Oireachtas Joint and Select Committees
Wednesday, 15 July 2015
Joint Oireachtas Committee on Finance, Public Expenditure and Reform
Latest Eurozone Developments and Future Implications for Euro Currency: Discussion
2:30 pm
Professor Frank Barry:
I presume work is being done in the background on how to alleviate a necessary exit, but I do not know that this is the case. The assumption is that a disorderly unwinding of the euro would be catastrophic. Greece would not necessarily pull out by choice. If the ECB was not providing it with the necessary liquidity, presumably the Greek Government would start to issue IOUs which would become the new drachma and would ultimately produce a currency to pay off those IOUs. The general presumption is that this would be catastrophic for Greece because it would lead to hyperinflation. The new currency would not hold its value. It would depreciate rapidly and cause hyperinflation. Nevertheless, it might be beneficial for Greece in the long run, depending on whether it denominated its debts in this new currency or whatever.

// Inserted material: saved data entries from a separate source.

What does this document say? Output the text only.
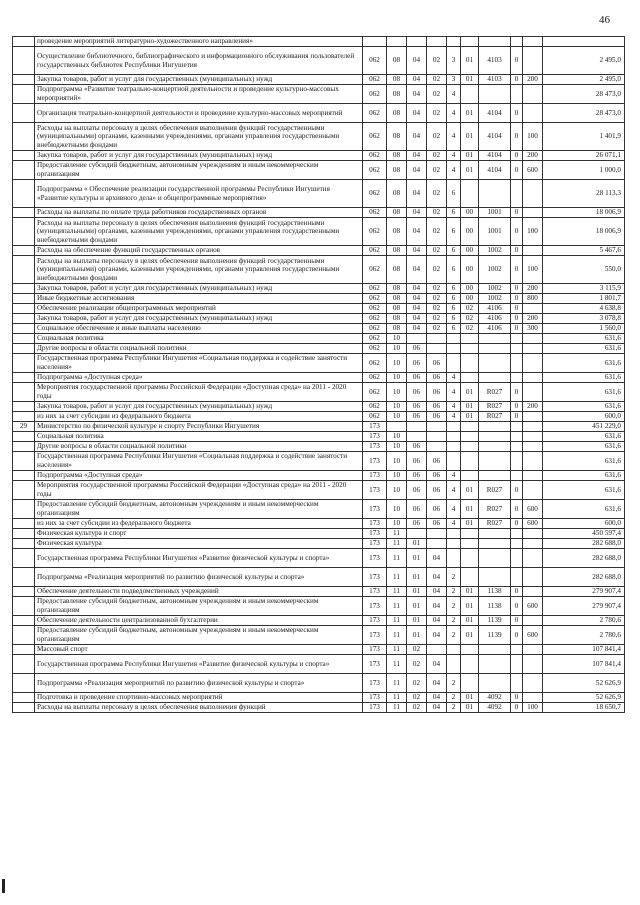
46
	проведение мероприятий литературно-художественного направления»										
	Осуществление библиотечного, библиографического и информационного обслуживания пользователей государственных библиотек Республики Ингушетия	062	08	04	02	3	01	4103	0		2 495,0
	Закупка товаров, работ и услуг для государственных (муниципальных) нужд	062	08	04	02	3	01	4103	0	200	2 495,0
	Подпрограмма «Развитие театрально-концертной деятельности и проведение культурно-массовых мероприятий»	062	08	04	02	4					28 473,0
	Организация театрально-концертной деятельности и проведение культурно-массовых мероприятий	062	08	04	02	4	01	4104	0		28 473,0
	Расходы на выплаты персоналу в целях обеспечения выполнения функций государственными (муниципальными) органами, казенными учреждениями, органами управления государственными внебюджетными фондами	062	08	04	02	4	01	4104	0	100	1 401,9
	Закупка товаров, работ и услуг для государственных (муниципальных) нужд	062	08	04	02	4	01	4104	0	200	26 071,1
	Предоставление субсидий бюджетным, автономным учреждениям и иным некоммерческим организациям	062	08	04	02	4	01	4104	0	600	1 000,0
	Подпрограмма « Обеспечение реализации государственной программы Республики Ингушетия «Развитие культуры и архивного дела» и общепрограммные мероприятия»	062	08	04	02	6					28 113,3
	Расходы на выплаты по оплате труда работников государственных органов	062	08	04	02	6	00	1001	0		18 006,9
	Расходы на выплаты персоналу в целях обеспечения выполнения функций государственными (муниципальными) органами, казенными учреждениями, органами управления государственными внебюджетными фондами	062	08	04	02	6	00	1001	0	100	18 006,9
	Расходы на обеспечение функций государственных органов	062	08	04	02	6	00	1002	0		5 467,6
	Расходы на выплаты персоналу в целях обеспечения выполнения функций государственными (муниципальными) органами, казенными учреждениями, органами управления государственными внебюджетными фондами	062	08	04	02	6	00	1002	0	100	550,0
	Закупка товаров, работ и услуг для государственных (муниципальных) нужд	062	08	04	02	6	00	1002	0	200	3 115,9
	Иные бюджетные ассигнования	062	08	04	02	6	00	1002	0	800	1 801,7
	Обеспечение реализации общепрограммных мероприятий	062	08	04	02	6	02	4106	0		4 638,8
	Закупка товаров, работ и услуг для государственных (муниципальных) нужд	062	08	04	02	6	02	4106	0	200	3 078,8
	Социальное обеспечение и иные выплаты населению	062	08	04	02	6	02	4106	0	300	1 560,0
	Социальная политика	062	10								631,6
	Другие вопросы в области социальной политики	062	10	06							631,6
	Государственная программа Республики Ингушетия «Социальная поддержка и содействие занятости населения»	062	10	06	06						631,6
	Подпрограмма «Доступная среда»	062	10	06	06	4					631,6
	Мероприятия государственной программы Российской Федерации «Доступная среда» на 2011 - 2020 годы	062	10	06	06	4	01	R027	0		631,6
	Закупка товаров, работ и услуг для государственных (муниципальных) нужд	062	10	06	06	4	01	R027	0	200	631,6
	из них за счет субсидии из федерального бюджета	062	10	06	06	4	01	R027	0		600,0
29	Министерство по физической культуре и спорту Республики Ингушетия	173									451 229,0
	Социальная политика	173	10								631,6
	Другие вопросы в области социальной политики	173	10	06							631,6
	Государственная программа Республики Ингушетия «Социальная поддержка и содействие занятости населения»	173	10	06	06						631,6
	Подпрограмма «Доступная среда»	173	10	06	06	4					631,6
	Мероприятия государственной программы Российской Федерации «Доступная среда» на 2011 - 2020 годы	173	10	06	06	4	01	R027	0		631,6
	Предоставление субсидий бюджетным, автономным учреждениям и иным некоммерческим организациям	173	10	06	06	4	01	R027	0	600	631,6
	из них за счет субсидии из федерального бюджета	173	10	06	06	4	01	R027	0	600	600,0
	Физическая культура и спорт	173	11								450 597,4
	Физическая культура	173	11	01							282 688,0
	Государственная программа Республики Ингушетия «Развитие физической культуры и спорта»	173	11	01	04						282 688,0
	Подпрограмма «Реализация мероприятий по развитию физической культуры и спорта»	173	11	01	04	2					282 688,0
	Обеспечение деятельности подведомственных учреждений	173	11	01	04	2	01	1138	0		279 907,4
	Предоставление субсидий бюджетным, автономным учреждениям и иным некоммерческим организациям	173	11	01	04	2	01	1138	0	600	279 907,4
	Обеспечение деятельности централизованной бухгалтерии	173	11	01	04	2	01	1139	0		2 780,6
	Предоставление субсидий бюджетным, автономным учреждениям и иным некоммерческим организациям	173	11	01	04	2	01	1139	0	600	2 780,6
	Массовый спорт	173	11	02							107 841,4
	Государственная программа Республики Ингушетия «Развитие физической культуры и спорта»	173	11	02	04						107 841,4
	Подпрограмма «Реализация мероприятий по развитию физической культуры и спорта»	173	11	02	04	2					52 626,9
	Подготовка и проведение спортивно-массовых мероприятий	173	11	02	04	2	01	4092	0		52 626,9
	Расходы на выплаты персоналу в целях обеспечения выполнения функций	173	11	02	04	2	01	4092	0	100	18 650,7
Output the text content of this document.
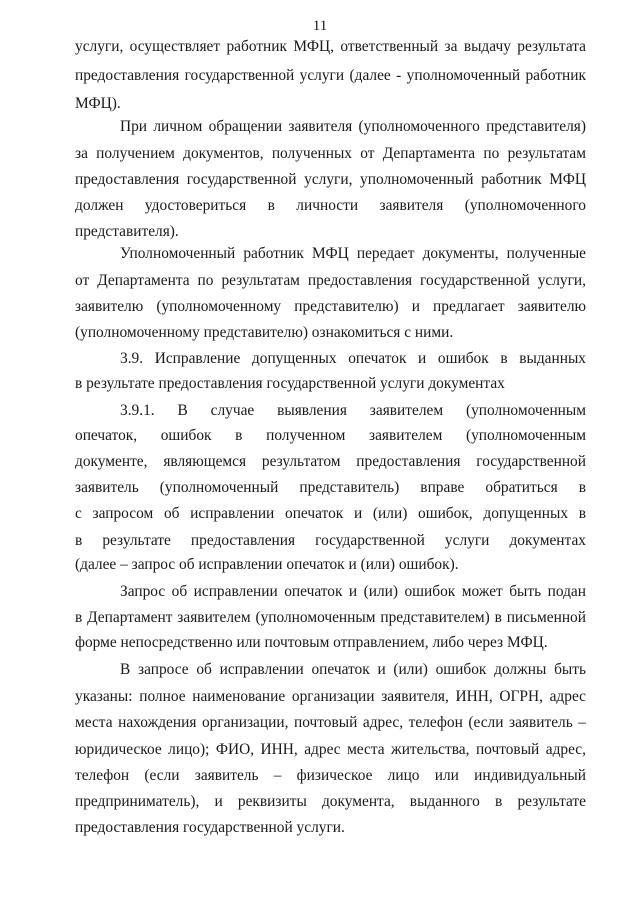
11
услуги, осуществляет работник МФЦ, ответственный за выдачу результата
предоставления государственной услуги (далее - уполномоченный работник
МФЦ).
При личном обращении заявителя (уполномоченного представителя)
за получением документов, полученных от Департамента по результатам
предоставления государственной услуги, уполномоченный работник МФЦ
должен удостовериться в личности заявителя (уполномоченного
представителя).
Уполномоченный работник МФЦ передает документы, полученные
от Департамента по результатам предоставления государственной услуги,
заявителю (уполномоченному представителю) и предлагает заявителю
(уполномоченному представителю) ознакомиться с ними.
3.9. Исправление допущенных опечаток и ошибок в выданных
в результате предоставления государственной услуги документах
3.9.1. В случае выявления заявителем (уполномоченным
опечаток, ошибок в полученном заявителем (уполномоченным
документе, являющемся результатом предоставления государственной
заявитель (уполномоченный представитель) вправе обратиться в
с запросом об исправлении опечаток и (или) ошибок, допущенных в
в результате предоставления государственной услуги документах
(далее – запрос об исправлении опечаток и (или) ошибок).
Запрос об исправлении опечаток и (или) ошибок может быть подан
в Департамент заявителем (уполномоченным представителем) в письменной
форме непосредственно или почтовым отправлением, либо через МФЦ.
В запросе об исправлении опечаток и (или) ошибок должны быть
указаны: полное наименование организации заявителя, ИНН, ОГРН, адрес
места нахождения организации, почтовый адрес, телефон (если заявитель –
юридическое лицо); ФИО, ИНН, адрес места жительства, почтовый адрес,
телефон (если заявитель – физическое лицо или индивидуальный
предприниматель), и реквизиты документа, выданного в результате
предоставления государственной услуги.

The exchange rate has been extremely beneficial for Ireland's recovery over recent years. I checked the data before I came to this meeting. In terms of the US dollar, €100 would have translated to $160 in 2008, but now it is closer to $100. In terms of sterling, €100 would have bought £90 in 2010, but now it buys £70. The exchange rate has been very important for us. The weakness of the euro has been a major component of Ireland's recovery. That is why I lauded Mario Draghi earlier. It has been hugely beneficial to Ireland. As Greece is essentially a closed economy, it does not benefit nearly as much from this as Ireland does. In a way, this has been an unanticipated benefit to Ireland of having the euro. Of course, there is no way of predicting whether the euro will be weak or strong. It is a sort of random factor that has worked in our favour.